Development of amphotericin B inclusion complex formulation in dissolvable microarray patches for intravaginal delivery.

Background: Amphotericin B (AMB) is a drug used to treat vulvovaginal candidiasis (VVC), which is a fungal infection affecting the vagina and vulva. Nevertheless, the substance's limited capacity to dissolve in water leads to poor absorption when taken orally, hence diminishing its therapeutic efficacy. In order to address this limitation, β-cyclodextrin (βCD) was used to create AMB in the form of an inclusion complex.

Objective: This study aims to enhance the solubility and bioavailability of AMB by formulating it into an inclusion complex with βCD. Subsequently, we developed dissolvable microarray patches (DMP) as a novel drug delivery system, optimizing the formulation for improved retention, penetration, and controlled release of AMB.

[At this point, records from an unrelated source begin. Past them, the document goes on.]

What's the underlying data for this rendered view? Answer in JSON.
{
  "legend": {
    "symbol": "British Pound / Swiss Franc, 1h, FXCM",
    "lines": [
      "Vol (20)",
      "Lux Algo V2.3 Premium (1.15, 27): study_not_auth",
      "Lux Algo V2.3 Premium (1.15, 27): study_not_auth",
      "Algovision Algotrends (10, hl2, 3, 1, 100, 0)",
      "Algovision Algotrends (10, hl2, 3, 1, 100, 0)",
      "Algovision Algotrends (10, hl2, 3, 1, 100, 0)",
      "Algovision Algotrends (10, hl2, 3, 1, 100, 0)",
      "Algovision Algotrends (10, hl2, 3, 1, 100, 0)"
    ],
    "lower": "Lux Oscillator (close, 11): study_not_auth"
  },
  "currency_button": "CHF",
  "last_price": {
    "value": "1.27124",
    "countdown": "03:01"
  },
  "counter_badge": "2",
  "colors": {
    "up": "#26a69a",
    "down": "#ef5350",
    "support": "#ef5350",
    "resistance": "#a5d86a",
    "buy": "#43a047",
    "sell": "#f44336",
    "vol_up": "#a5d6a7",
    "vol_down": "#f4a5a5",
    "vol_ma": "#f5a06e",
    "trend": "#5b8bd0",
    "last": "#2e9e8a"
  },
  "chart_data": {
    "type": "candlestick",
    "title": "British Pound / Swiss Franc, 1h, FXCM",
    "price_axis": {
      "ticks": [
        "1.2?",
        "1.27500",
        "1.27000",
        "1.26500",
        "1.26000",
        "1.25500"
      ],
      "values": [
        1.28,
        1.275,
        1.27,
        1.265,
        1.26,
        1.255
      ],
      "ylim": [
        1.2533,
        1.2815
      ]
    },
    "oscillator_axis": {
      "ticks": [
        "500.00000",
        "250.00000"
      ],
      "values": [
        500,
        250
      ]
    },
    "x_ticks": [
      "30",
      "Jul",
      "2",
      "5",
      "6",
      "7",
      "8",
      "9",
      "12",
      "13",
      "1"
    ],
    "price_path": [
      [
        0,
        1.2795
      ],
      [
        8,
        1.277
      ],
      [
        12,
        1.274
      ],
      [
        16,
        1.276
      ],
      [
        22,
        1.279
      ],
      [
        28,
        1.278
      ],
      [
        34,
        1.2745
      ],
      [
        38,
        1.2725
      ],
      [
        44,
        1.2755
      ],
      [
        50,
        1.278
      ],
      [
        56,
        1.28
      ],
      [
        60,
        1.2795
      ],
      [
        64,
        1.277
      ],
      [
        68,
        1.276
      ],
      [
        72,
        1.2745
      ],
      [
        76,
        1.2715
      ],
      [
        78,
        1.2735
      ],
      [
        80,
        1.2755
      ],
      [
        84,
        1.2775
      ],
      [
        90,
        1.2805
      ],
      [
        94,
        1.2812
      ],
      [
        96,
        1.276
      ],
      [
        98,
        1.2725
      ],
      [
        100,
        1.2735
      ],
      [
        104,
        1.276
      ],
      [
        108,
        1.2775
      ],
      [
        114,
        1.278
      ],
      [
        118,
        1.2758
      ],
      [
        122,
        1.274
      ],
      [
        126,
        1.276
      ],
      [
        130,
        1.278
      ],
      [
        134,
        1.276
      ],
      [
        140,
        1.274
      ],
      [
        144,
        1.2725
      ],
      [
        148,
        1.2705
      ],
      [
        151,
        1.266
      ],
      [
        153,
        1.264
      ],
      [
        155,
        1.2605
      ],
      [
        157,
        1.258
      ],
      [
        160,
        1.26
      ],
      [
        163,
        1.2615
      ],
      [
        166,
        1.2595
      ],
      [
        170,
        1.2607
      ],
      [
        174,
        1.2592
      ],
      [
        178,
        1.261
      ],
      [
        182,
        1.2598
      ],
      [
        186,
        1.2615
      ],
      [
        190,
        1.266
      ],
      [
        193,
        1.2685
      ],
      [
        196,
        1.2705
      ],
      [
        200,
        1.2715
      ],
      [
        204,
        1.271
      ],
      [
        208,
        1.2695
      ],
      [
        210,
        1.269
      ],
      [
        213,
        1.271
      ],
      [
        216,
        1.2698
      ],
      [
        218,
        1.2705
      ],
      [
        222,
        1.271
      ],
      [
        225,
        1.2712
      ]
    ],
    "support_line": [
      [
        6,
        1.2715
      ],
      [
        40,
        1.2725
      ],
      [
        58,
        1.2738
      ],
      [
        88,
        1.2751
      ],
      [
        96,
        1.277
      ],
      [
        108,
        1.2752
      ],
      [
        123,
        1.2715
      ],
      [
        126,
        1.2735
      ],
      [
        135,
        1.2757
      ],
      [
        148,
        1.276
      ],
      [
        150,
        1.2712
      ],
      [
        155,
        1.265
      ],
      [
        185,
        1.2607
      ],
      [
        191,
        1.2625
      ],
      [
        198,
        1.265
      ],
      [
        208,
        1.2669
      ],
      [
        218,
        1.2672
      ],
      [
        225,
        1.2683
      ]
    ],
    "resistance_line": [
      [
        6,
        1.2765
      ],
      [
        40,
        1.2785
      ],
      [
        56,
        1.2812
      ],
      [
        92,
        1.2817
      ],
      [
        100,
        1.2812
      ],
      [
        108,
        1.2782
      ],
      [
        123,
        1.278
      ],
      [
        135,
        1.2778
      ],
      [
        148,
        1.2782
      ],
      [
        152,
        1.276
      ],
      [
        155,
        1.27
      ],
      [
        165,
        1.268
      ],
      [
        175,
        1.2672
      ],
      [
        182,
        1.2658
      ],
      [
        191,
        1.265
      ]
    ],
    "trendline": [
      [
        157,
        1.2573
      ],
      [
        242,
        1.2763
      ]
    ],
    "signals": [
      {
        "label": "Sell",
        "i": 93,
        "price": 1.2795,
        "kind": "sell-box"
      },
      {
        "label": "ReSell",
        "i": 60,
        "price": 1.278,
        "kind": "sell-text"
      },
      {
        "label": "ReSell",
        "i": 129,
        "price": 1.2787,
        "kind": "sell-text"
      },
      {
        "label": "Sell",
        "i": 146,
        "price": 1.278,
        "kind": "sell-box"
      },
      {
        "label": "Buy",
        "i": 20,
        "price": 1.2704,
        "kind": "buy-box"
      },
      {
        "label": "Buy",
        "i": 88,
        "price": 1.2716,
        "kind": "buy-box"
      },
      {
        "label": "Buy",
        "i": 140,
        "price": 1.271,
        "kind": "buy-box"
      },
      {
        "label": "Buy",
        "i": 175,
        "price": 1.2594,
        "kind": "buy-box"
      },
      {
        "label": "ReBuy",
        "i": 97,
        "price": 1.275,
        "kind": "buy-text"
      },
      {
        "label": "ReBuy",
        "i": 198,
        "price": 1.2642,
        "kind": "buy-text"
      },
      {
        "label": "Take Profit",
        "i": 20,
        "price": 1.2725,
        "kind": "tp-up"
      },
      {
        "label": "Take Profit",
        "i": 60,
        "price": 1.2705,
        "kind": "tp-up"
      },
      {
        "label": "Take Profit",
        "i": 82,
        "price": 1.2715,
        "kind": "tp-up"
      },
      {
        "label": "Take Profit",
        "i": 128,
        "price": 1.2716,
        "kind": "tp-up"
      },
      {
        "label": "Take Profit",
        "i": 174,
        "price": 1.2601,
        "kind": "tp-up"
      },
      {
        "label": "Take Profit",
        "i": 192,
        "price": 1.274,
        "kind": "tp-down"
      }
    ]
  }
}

Methods: The stability of the AMB-βCD inclusion complx (IC) structure has been confirmed by employing molecular docking studies. The formulation of DMP involved the incorporation of IC with polyvinyl alcohol (PVA) and polyvinylpyrrolidone (PVP). The mechanical strength, ability to be inserted, and propensity to irritate Amphotericin B-Inclusion Complex-Dissolvable Microarray Patches (IC-DMP) were evaluated by laboratory experiments utilizing the porcine vaginal mucosal layer. Further investigations, such as Differential Scanning Calorimetry (DSC), were performed to assess the physicochemical characteristics of the IC.

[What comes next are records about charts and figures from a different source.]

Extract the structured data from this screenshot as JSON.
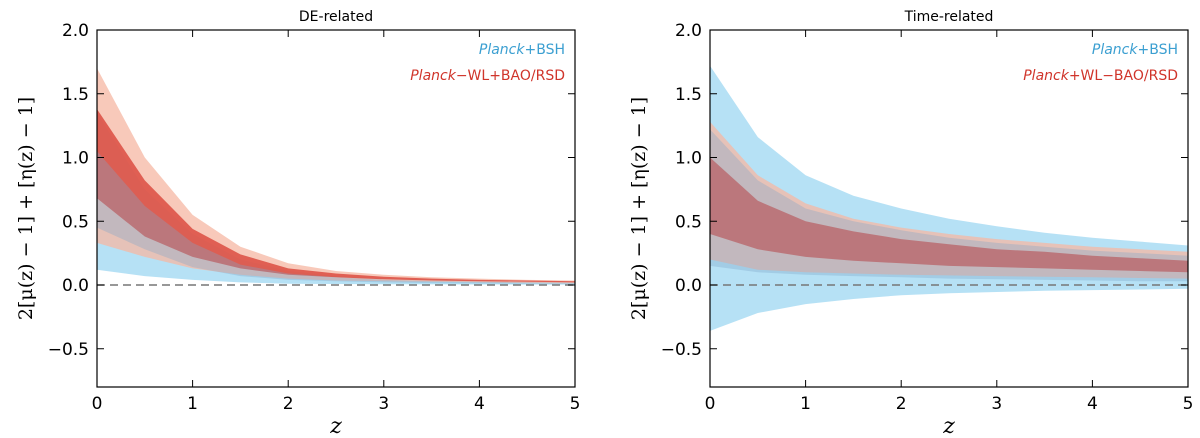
{
  "colors": {
    "blue": "#a9dcf3",
    "blue_text": "#3b9fd1",
    "red_outer": "#f5b7a3",
    "red_inner": "#d9453a",
    "red_text": "#d0352b",
    "zero_line": "#777777"
  },
  "chart_data": [
    {
      "type": "area",
      "title": "DE-related",
      "xlabel": "z",
      "ylabel": "2[μ(z) − 1] + [η(z) − 1]",
      "xlim": [
        0,
        5
      ],
      "ylim": [
        -0.8,
        2.0
      ],
      "xticks": [
        "0",
        "1",
        "2",
        "3",
        "4",
        "5"
      ],
      "yticks": [
        "−0.5",
        "0.0",
        "0.5",
        "1.0",
        "1.5",
        "2.0"
      ],
      "legend_placement": "top-right",
      "legend": [
        {
          "italic": "Planck",
          "rest": "+BSH",
          "color": "blue"
        },
        {
          "italic": "Planck",
          "rest": "−WL+BAO/RSD",
          "color": "red"
        }
      ],
      "reference_line": 0.0,
      "x": [
        0,
        0.5,
        1.0,
        1.5,
        2.0,
        2.5,
        3.0,
        3.5,
        4.0,
        4.5,
        5.0
      ],
      "series": [
        {
          "name": "Planck+BSH",
          "color": "blue",
          "level": "outer",
          "lower": [
            0.12,
            0.07,
            0.04,
            0.02,
            0.01,
            0.008,
            0.006,
            0.005,
            0.004,
            0.003,
            0.003
          ],
          "upper": [
            1.35,
            0.75,
            0.4,
            0.2,
            0.11,
            0.07,
            0.05,
            0.04,
            0.03,
            0.025,
            0.02
          ]
        },
        {
          "name": "Planck+BSH",
          "color": "blue",
          "level": "inner",
          "lower": [
            0.45,
            0.28,
            0.14,
            0.07,
            0.04,
            0.03,
            0.02,
            0.015,
            0.012,
            0.01,
            0.01
          ],
          "upper": [
            1.05,
            0.62,
            0.33,
            0.16,
            0.09,
            0.06,
            0.04,
            0.03,
            0.025,
            0.02,
            0.018
          ]
        },
        {
          "name": "Planck−WL+BAO/RSD",
          "color": "red",
          "level": "outer",
          "lower": [
            0.33,
            0.22,
            0.13,
            0.08,
            0.05,
            0.035,
            0.03,
            0.025,
            0.02,
            0.015,
            0.012
          ],
          "upper": [
            1.7,
            1.0,
            0.55,
            0.3,
            0.17,
            0.11,
            0.08,
            0.06,
            0.05,
            0.04,
            0.035
          ]
        },
        {
          "name": "Planck−WL+BAO/RSD",
          "color": "red",
          "level": "inner",
          "lower": [
            0.68,
            0.38,
            0.22,
            0.13,
            0.08,
            0.06,
            0.045,
            0.035,
            0.03,
            0.025,
            0.02
          ],
          "upper": [
            1.38,
            0.82,
            0.44,
            0.24,
            0.13,
            0.09,
            0.065,
            0.05,
            0.04,
            0.035,
            0.03
          ]
        }
      ]
    },
    {
      "type": "area",
      "title": "Time-related",
      "xlabel": "z",
      "ylabel": "2[μ(z) − 1] + [η(z) − 1]",
      "xlim": [
        0,
        5
      ],
      "ylim": [
        -0.8,
        2.0
      ],
      "xticks": [
        "0",
        "1",
        "2",
        "3",
        "4",
        "5"
      ],
      "yticks": [
        "−0.5",
        "0.0",
        "0.5",
        "1.0",
        "1.5",
        "2.0"
      ],
      "legend_placement": "top-right",
      "legend": [
        {
          "italic": "Planck",
          "rest": "+BSH",
          "color": "blue"
        },
        {
          "italic": "Planck",
          "rest": "+WL−BAO/RSD",
          "color": "red"
        }
      ],
      "reference_line": 0.0,
      "x": [
        0,
        0.5,
        1.0,
        1.5,
        2.0,
        2.5,
        3.0,
        3.5,
        4.0,
        4.5,
        5.0
      ],
      "series": [
        {
          "name": "Planck+BSH",
          "color": "blue",
          "level": "outer",
          "lower": [
            -0.36,
            -0.22,
            -0.15,
            -0.11,
            -0.08,
            -0.065,
            -0.055,
            -0.045,
            -0.04,
            -0.035,
            -0.03
          ],
          "upper": [
            1.72,
            1.16,
            0.86,
            0.7,
            0.6,
            0.52,
            0.46,
            0.41,
            0.37,
            0.34,
            0.31
          ]
        },
        {
          "name": "Planck+BSH",
          "color": "blue",
          "level": "inner",
          "lower": [
            0.15,
            0.1,
            0.08,
            0.07,
            0.06,
            0.05,
            0.045,
            0.04,
            0.035,
            0.03,
            0.03
          ],
          "upper": [
            1.22,
            0.82,
            0.6,
            0.5,
            0.43,
            0.37,
            0.33,
            0.3,
            0.27,
            0.25,
            0.23
          ]
        },
        {
          "name": "Planck+WL−BAO/RSD",
          "color": "red",
          "level": "outer",
          "lower": [
            0.2,
            0.12,
            0.1,
            0.09,
            0.08,
            0.075,
            0.07,
            0.065,
            0.06,
            0.055,
            0.05
          ],
          "upper": [
            1.28,
            0.86,
            0.64,
            0.52,
            0.45,
            0.4,
            0.36,
            0.33,
            0.3,
            0.28,
            0.26
          ]
        },
        {
          "name": "Planck+WL−BAO/RSD",
          "color": "red",
          "level": "inner",
          "lower": [
            0.4,
            0.28,
            0.22,
            0.19,
            0.17,
            0.15,
            0.14,
            0.13,
            0.12,
            0.11,
            0.1
          ],
          "upper": [
            1.0,
            0.66,
            0.5,
            0.42,
            0.36,
            0.32,
            0.28,
            0.26,
            0.23,
            0.21,
            0.19
          ]
        }
      ]
    }
  ]
}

Results: The solubility of the pure medication was greatly enhanced up to fourfold by the inclusion complex. The assessment of IC-DMP exhibited exceptional mechanical robustness and insertion abilities, with no indications of discomfort. Among the formulas tested in ex vivo vaginal kinetic experiments, Formula F3 had the most effective retention in the porcine vaginal mucosal layer. It had an AUC value of 208.02 ± 0.33 h.µg/cm and the highest C value of 20.05 ± 0.06 µg/cm. Therefore, Formula F3 was the most efficient formula in terms of vaginal drug delivery.

Conclusion: The integration of IC into the DMP system significantly enhances the solubility and bioavailability of AMB, facilitating its absorption in the circulatory system when applied intravaginally for vulvovaginal candidiasis treatment. These promising initial findings support further clinical evaluation of this novel drug delivery system.